Walt Ranch: who's accountable if they're wrong
on the web at: http://sodacanyonroad.org/forum.php?p=1262
Gerald Cohn | Jun 2, 2016

In Mr. Warfield's May 8 article in the Napa Valley Register, "So who is missing the point, he describes the Halls as very nice and generous people because they follow the rules and give to charities. I wonder what the point of view would be from someone raising a family in Circle Oaks and who will have to put up with four years of construction?

The Walt Ranch is 2,300 acres. Divide that by 640 acres per square mile and the result is 3.4 square miles. In all of that property the only place they could find to develop a vineyard with a strong probability that it could be as large as 500 acres and require up to 30 acre-feet of water is right next to Circle Oaks? Circle Oaks is a middle-class community of about 180 homes that has existed since the 1960s. I wonder if this project would be considered if Circle Oaks was a high-end community like Silverado or St. Helena.

To add insult to injury, the plan is to run heavy equipment right through the center of the community on Circle Oaks Drive.

On April 4, I attended a meeting chaired by David Morrison. It was brought up (with pictures) that the road in question and the land surrounding Circle Oaks is unstable and subject to slippage and the environmental impact report did not address this problem.

This problem was illustrated in an article in the Napa Valley Register on May 2, 2016 that reported the damage to Highway 121 due to slippage could cost up to $5.5 million and take several months to repair. As the meeting on April 4 discussed, these are the similar problems that Circle Oaks Drive exhibited, i.e. ground slippage.

It is also interesting that Mr. Morrison had most of April and all of May, but is waiting until June 11 to disclose his findings, after the election on June 7.

To put things in perspective, a 500-acre vineyard is over of a square mile and can require to 30 acre-feet of water a year. An acre-foot of water is 325,851 gallons times 30 equals 9.77 million gallons of water a year just for this one development. There are more than 30 individual parcels on the Walt Ranch. What effect the development of all of these parcels would have on water use, drainage, and possible contamination of the Milliken Watershed is unknown.

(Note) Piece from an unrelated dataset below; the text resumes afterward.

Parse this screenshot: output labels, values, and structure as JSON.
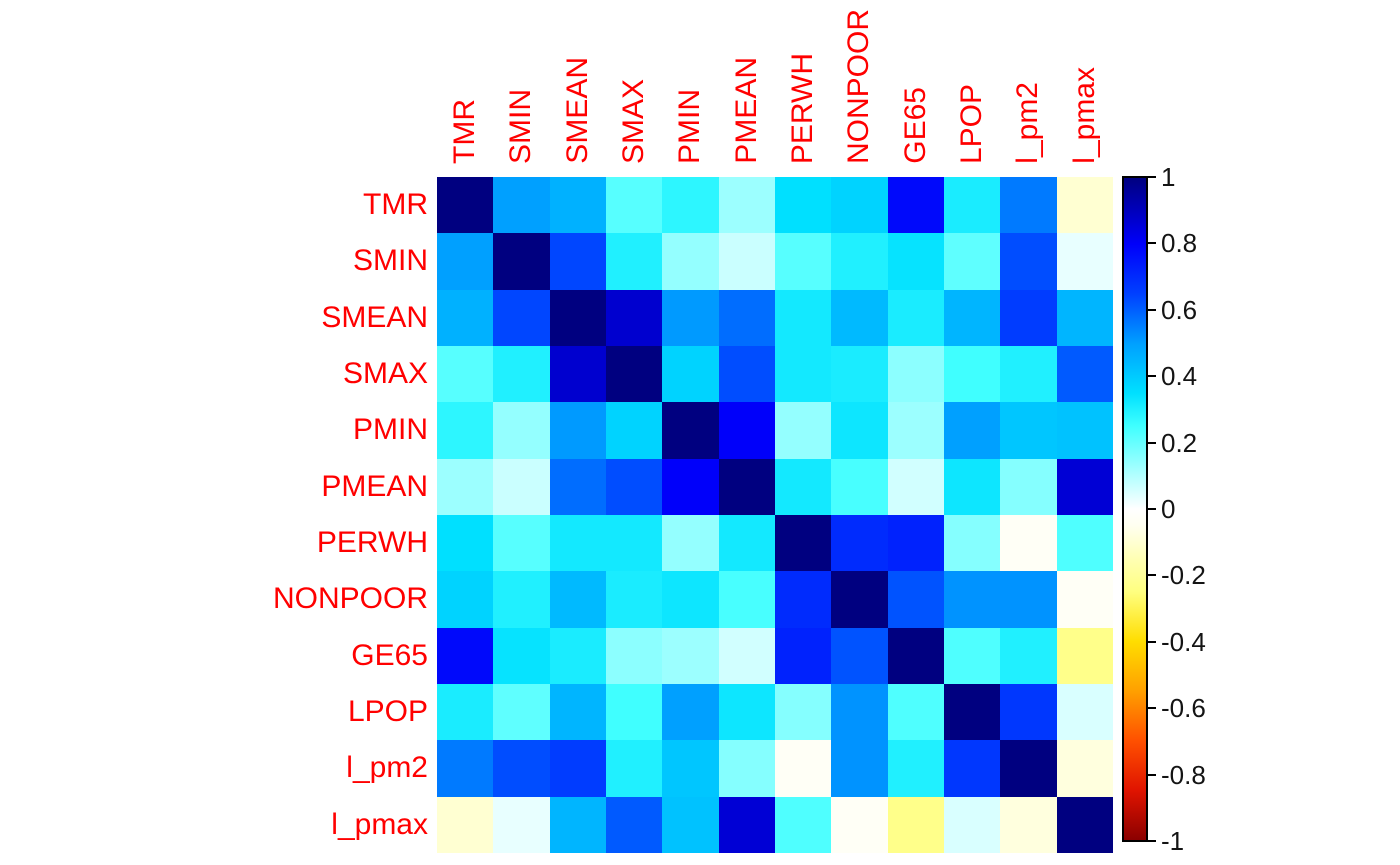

Water use: To sum this up, the environmental impact report paid for by the Walt Ranch states that the water use will be mitigated by the monitoring of well water levels. Nowhere is there any provision on who is accountable if Circle Oaks runs out of water and what steps should be taken if this happens. It should be noted that the groundwater study conducted by Slade & Associates states that the irrigation demands of the Walt Ranch Vineyard would not affect the ground water levels in offsite wells. This is the same company that said that the water needs of the Carneros Inn and the Carneros residents could be met. Instead, the Carneros Inn and Carneros residents have to track in water purchased from the city of Napa.

Drainage: The environmental impact report for the Walt Ranch also states that the vineyard will not increase sediment and pollutants being washed off the property during storms because of measures taken by the Walt Ranch project. When Joy Eldredge, Napa Water's General Manager, expressed concerns about the vineyard's runoff polluting the Milliken Reservoir and asked if the Walt Ranch would help pay for the $20 million that would be necessary to upgrade the water treatment plant, the Walt Ranch's response was that the request was "disproportional, given that the project's impact will be less than significant"

Trees: The Halls say that only 12.1 percent of the total trees on Wall Ranch will be cut down. What they do not tell us is that 12.1 percent is approximately 28,000 trees. This makes it hard to believe that the Halls are stewards of the land.

The bottom line is the Wall Ranch project will seriously impact Circle Oaks because the environmental impact reports are a sham. They offer no accountability if the mitigations fail. Who is going to be accountable if Circle Oaks Drive fails, if the Circle Oaks community runs out of water, or if the Milliken Reservoir gets polluted?

It is a sad day when the corporate mantra of profit without accountability trumps the right of locals who give to charities and obey the rules to be able to live in harmony with one's environment. Shakespeare said that it is a fool's prerogative to utter truths that no one else will speak.

Jerry Cohn

NVR version 6/1/16: Who is accountable if they're wrong?